The high speed of life makes weeks a blur and days a blink. Before you know it its summer or fall or your 24th birthday. Steven says we are mid-twenties now. This doesn’t make me feel old, I know I’m not, but it does make 14 seem like 100 years ago and college somehow 200.

This is my favorite stage of life so far.  I want to freeze it and cherish each day—savor it like dark chocolate. I want to finish each day hand in hand with my best friend, chatting about our days, and dreaming of our future.

Yet when I let myself live life on “high”, a whole week can pass before I realize we never went for a walk, talked about forever, and somehow forgot to chase each other around the apartment like five year-olds in a tickle fight. I look back on those weeks and think if I was really so busy, why don’t I remember anything we did…which makes me wonder if my “busyness” was really so important after all.
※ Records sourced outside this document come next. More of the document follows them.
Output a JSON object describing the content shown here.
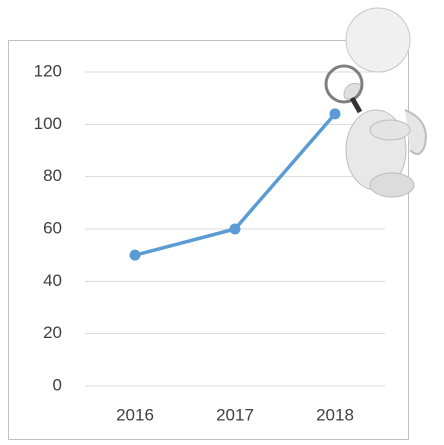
{
  "chart_data": {
    "type": "line",
    "categories": [
      "2016",
      "2017",
      "2018"
    ],
    "values": [
      50,
      60,
      104
    ],
    "color": "#5b9bd5",
    "ylim": [
      0,
      120
    ],
    "yticks": [
      0,
      20,
      40,
      60,
      80,
      100,
      120
    ],
    "grid": true
  }
}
This past weekend Steven and I traveled to Pella, IA to visit family and enjoy Tulip Time. To the dismay of many it snowed on Friday, cancelling most of the events. Although unfortunate, this afforded me an afternoon with no plans. Steven ran off with his dad to some snowy 4-wheeler trails, while I was left to rest. A few months ago I would have had to do something…anything…to be busy or at least feel productive. But with rest on my mind as of late, I desired to embrace this rare afternoon.

I cuddled up on a couch with a book and read. No agenda, no anxiety, just me and an empty afternoon.  When my book was complete I took a long shower with no rush of going anywhere and soon found myself blow-drying my hair on low. The soft hum of the blow-dryer was such a contrast to its usual morning wine.
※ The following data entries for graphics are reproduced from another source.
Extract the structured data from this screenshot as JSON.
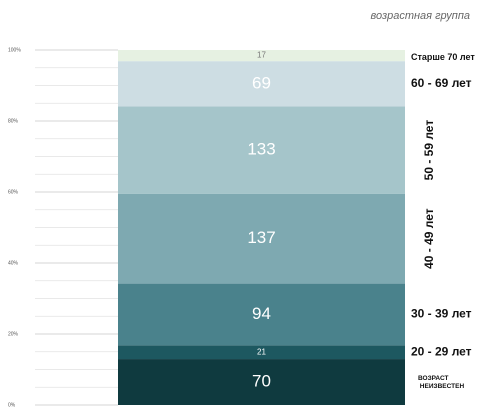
{
  "chart_data": {
    "type": "stacked_percent_bar",
    "title": "возрастная группа",
    "categories": [
      "ВОЗРАСТ НЕИЗВЕСТЕН",
      "20 - 29 лет",
      "30 - 39 лет",
      "40 - 49 лет",
      "50 - 59 лет",
      "60 - 69 лет",
      "Старше 70 лет"
    ],
    "values": [
      70,
      21,
      94,
      137,
      133,
      69,
      17
    ],
    "colors": [
      "#0f3a3f",
      "#1d5860",
      "#4a828c",
      "#7ea9b1",
      "#a5c5ca",
      "#cddde3",
      "#e6f1e2"
    ],
    "ylim": [
      0,
      100
    ],
    "yticks": [
      {
        "value": 0,
        "label": "0%"
      },
      {
        "value": 20,
        "label": "20%"
      },
      {
        "value": 40,
        "label": "40%"
      },
      {
        "value": 60,
        "label": "60%"
      },
      {
        "value": 80,
        "label": "80%"
      },
      {
        "value": 100,
        "label": "100%"
      }
    ],
    "minor_yticks": [
      5,
      10,
      15,
      25,
      30,
      35,
      45,
      50,
      55,
      65,
      70,
      75,
      85,
      90,
      95
    ],
    "grid": true
  }
}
I stopped to think of the last time I was in so little of a hurry; the last time I took time to enjoy even the smallest of tasks. Why couldn’t all mornings start like this?

I know time always seems to be going so fast, but maybe we do it to ourselves. Maybe our “busyness” is what makes the weeks and years fly by, and maybe if we just took a moment to slow down, reprioritize, and savor even the smallest of life’s sweet moments, life wouldn’t just pass us by.

I desire to truly embrace life, to enjoy good food, dear friends, bold coffee, afternoon rains, little victories at work, and the way Steven smiles at me when I make him dinner. I don’t want to take this beautiful life for granted, and definitely don’t want to wake up and be 60 forgetting what it was like to be 24.

How do you embrace life, and guard your schedule and sanity from “busyness”? We all dream of the “good old days” when life moved at a slower pace, and I believe we can reinvent that in our own lives. Yeah, not everything can be pushed off to tomorrow, and some things really do make life “busy”, but I think there is room in all of our schedules, especially mine, to slow down, take time to smile, exhale, and enjoy life’s smallest treasures.